The magazine also rated the top spray and stick sunscreens—two of which rated highly:

  • Trader Joe’s Spray SPF 50+ ($6, or $1 an ounce, score of 100); and
  • Up & Up (Target) Kids Sunscreen Stick SPF 55 ($8, or $6.67 an ounce, score of 85).

Among natural sunscreens, California Kids #Supersensitive Lotion SPF 30+ scored highest. It received an overall score of 55 and costs $20 a package, or $6.90 an ounce.

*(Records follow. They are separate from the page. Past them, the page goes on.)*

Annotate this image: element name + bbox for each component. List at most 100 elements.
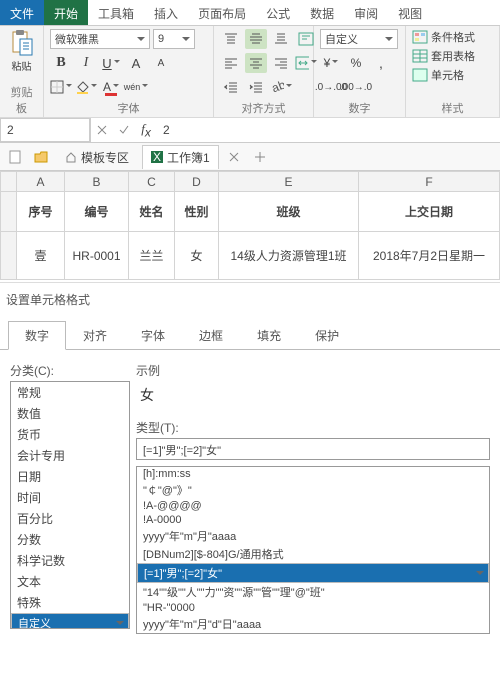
workbook-tab[interactable]: X工作簿1 <box>142 145 219 169</box>
percent-button[interactable]: % <box>345 53 367 73</box>
cell[interactable]: 上交日期 <box>359 192 500 232</box>
inc-decimal-button[interactable]: .0→.00 <box>320 77 342 97</box>
font-shrink-button[interactable]: A <box>150 53 172 73</box>
category-item[interactable]: 日期 <box>11 466 129 487</box>
row-header[interactable] <box>1 192 17 232</box>
tab-start[interactable]: 开始 <box>44 0 88 25</box>
dlg-tab-fill[interactable]: 填充 <box>240 321 298 350</box>
col-header[interactable]: E <box>219 172 359 192</box>
type-item[interactable]: yyyy"年"m"月"aaaa <box>137 527 489 545</box>
currency-button[interactable]: ¥ <box>320 53 342 73</box>
col-header[interactable]: D <box>175 172 219 192</box>
dlg-tab-border[interactable]: 边框 <box>182 321 240 350</box>
cell[interactable]: 性别 <box>175 192 219 232</box>
type-item[interactable]: !A-0000 <box>137 513 489 527</box>
new-sheet-button[interactable] <box>4 147 26 167</box>
type-item[interactable]: yyyy"年"m"月"d"日"aaaa <box>137 615 489 633</box>
dlg-tab-protect[interactable]: 保护 <box>298 321 356 350</box>
italic-button[interactable]: I <box>75 53 97 73</box>
font-color-button[interactable]: A <box>100 77 122 97</box>
underline-button[interactable]: U <box>100 53 122 73</box>
col-header[interactable]: B <box>65 172 129 192</box>
dec-decimal-button[interactable]: .00→.0 <box>345 77 367 97</box>
tab-view[interactable]: 视图 <box>388 0 432 25</box>
dlg-tab-number[interactable]: 数字 <box>8 321 66 350</box>
indent-dec-button[interactable] <box>220 77 242 97</box>
tab-insert[interactable]: 插入 <box>144 0 188 25</box>
cell[interactable]: 班级 <box>219 192 359 232</box>
bold-button[interactable]: B <box>50 53 72 73</box>
name-box[interactable]: 2 <box>0 118 90 142</box>
dlg-tab-align[interactable]: 对齐 <box>66 321 124 350</box>
fill-color-button[interactable] <box>75 77 97 97</box>
font-size-select[interactable]: 9 <box>153 29 195 49</box>
type-item[interactable]: "￠"@"》" <box>137 481 489 499</box>
comma-button[interactable]: , <box>370 53 392 73</box>
cell[interactable]: 女 <box>175 232 219 280</box>
category-list[interactable]: 常规数值货币会计专用日期时间百分比分数科学记数文本特殊自定义 <box>10 381 130 629</box>
type-list[interactable]: [h]:mm:ss"￠"@"》"!A-@@@@!A-0000yyyy"年"m"月… <box>136 466 490 634</box>
indent-inc-button[interactable] <box>245 77 267 97</box>
align-top-button[interactable] <box>220 29 242 49</box>
cell[interactable]: 姓名 <box>129 192 175 232</box>
tab-formula[interactable]: 公式 <box>256 0 300 25</box>
font-grow-button[interactable]: A <box>125 53 147 73</box>
type-item[interactable]: "HR-"0000 <box>137 601 489 615</box>
type-item[interactable]: [=1]"男";[=2]"女" <box>137 563 489 583</box>
align-bottom-button[interactable] <box>270 29 292 49</box>
col-header[interactable]: F <box>359 172 500 192</box>
category-item[interactable]: 特殊 <box>11 592 129 613</box>
align-left-button[interactable] <box>220 53 242 73</box>
category-item[interactable]: 时间 <box>11 487 129 508</box>
orientation-button[interactable]: ab <box>270 77 292 97</box>
conditional-format-button[interactable]: 条件格式 <box>412 29 475 45</box>
category-item[interactable]: 文本 <box>11 571 129 592</box>
table-style-button[interactable]: 套用表格 <box>412 48 475 64</box>
tab-review[interactable]: 审阅 <box>344 0 388 25</box>
align-center-button[interactable] <box>245 53 267 73</box>
formula-input[interactable]: 2 <box>157 123 500 137</box>
cell[interactable]: 编号 <box>65 192 129 232</box>
cell[interactable]: 壹 <box>17 232 65 280</box>
tab-toolbox[interactable]: 工具箱 <box>88 0 144 25</box>
type-item[interactable]: !A-@@@@ <box>137 499 489 513</box>
col-header[interactable]: C <box>129 172 175 192</box>
category-item[interactable]: 百分比 <box>11 508 129 529</box>
category-item[interactable]: 常规 <box>11 382 129 403</box>
cell[interactable]: HR-0001 <box>65 232 129 280</box>
spreadsheet-grid[interactable]: A B C D E F 序号 编号 姓名 性别 班级 上交日期 壹 HR-000… <box>0 171 500 280</box>
number-format-select[interactable]: 自定义 <box>320 29 398 49</box>
cell[interactable]: 2018年7月2日星期一 <box>359 232 500 280</box>
cell[interactable]: 序号 <box>17 192 65 232</box>
row-header[interactable] <box>1 232 17 280</box>
fx-button[interactable]: fx <box>135 120 157 140</box>
type-item[interactable]: [DBNum2][$-804]G/通用格式 <box>137 545 489 563</box>
confirm-button[interactable] <box>113 120 135 140</box>
cell[interactable]: 兰兰 <box>129 232 175 280</box>
close-tab-button[interactable] <box>223 147 245 167</box>
category-item[interactable]: 科学记数 <box>11 550 129 571</box>
dlg-tab-font[interactable]: 字体 <box>124 321 182 350</box>
category-item[interactable]: 分数 <box>11 529 129 550</box>
align-right-button[interactable] <box>270 53 292 73</box>
type-item[interactable]: [h]:mm:ss <box>137 467 489 481</box>
category-item[interactable]: 会计专用 <box>11 445 129 466</box>
cell-style-button[interactable]: 单元格 <box>412 67 464 83</box>
paste-button[interactable]: 粘贴 <box>6 29 37 73</box>
add-tab-button[interactable] <box>249 147 271 167</box>
type-item[interactable]: "14""级""人""力""资""源""管""理"@"班" <box>137 583 489 601</box>
type-input[interactable]: [=1]"男";[=2]"女" <box>136 438 490 460</box>
tab-data[interactable]: 数据 <box>300 0 344 25</box>
cancel-button[interactable] <box>91 120 113 140</box>
phonetic-button[interactable]: wén <box>125 77 147 97</box>
tab-layout[interactable]: 页面布局 <box>188 0 256 25</box>
cell[interactable]: 14级人力资源管理1班 <box>219 232 359 280</box>
category-item[interactable]: 数值 <box>11 403 129 424</box>
open-button[interactable] <box>30 147 52 167</box>
border-button[interactable] <box>50 77 72 97</box>
col-header[interactable]: A <box>17 172 65 192</box>
category-item[interactable]: 货币 <box>11 424 129 445</box>
category-item[interactable]: 自定义 <box>11 613 129 629</box>
template-tab[interactable]: 模板专区 <box>56 145 138 169</box>
select-all-corner[interactable] <box>1 172 17 192</box>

The report recommends against using sprays on kids until researchers know more about the dangers of inhaling them. If you do use them, Consumer Reports suggest spraying the solution onto your hand, then rubbing it into your skin.

Application tips

Among the recommendations for applying such products are the following, according to the American Academy of Dermatology:

  • Apply sunscreen generously 15 minutes before going outdoors;
  • Use enough—at least one ounce for an adult (about the amount you can hold in your palm) to fully cover your body;.
  • Remember your neck, face, ears, tops of your feet, and legs;
  • Use a balm with an SPF of at least 15 for your lips; and
  • Reapply sunscreen at least every two hours, or immediately after swimming or sweating.

Finally, using sunscreen should not be your only defense against the sun. For the best protection, the experts  says, stay in the shade and wear protective clothing, a hat with a wide brim, and sunglasses, as well as sunscreen.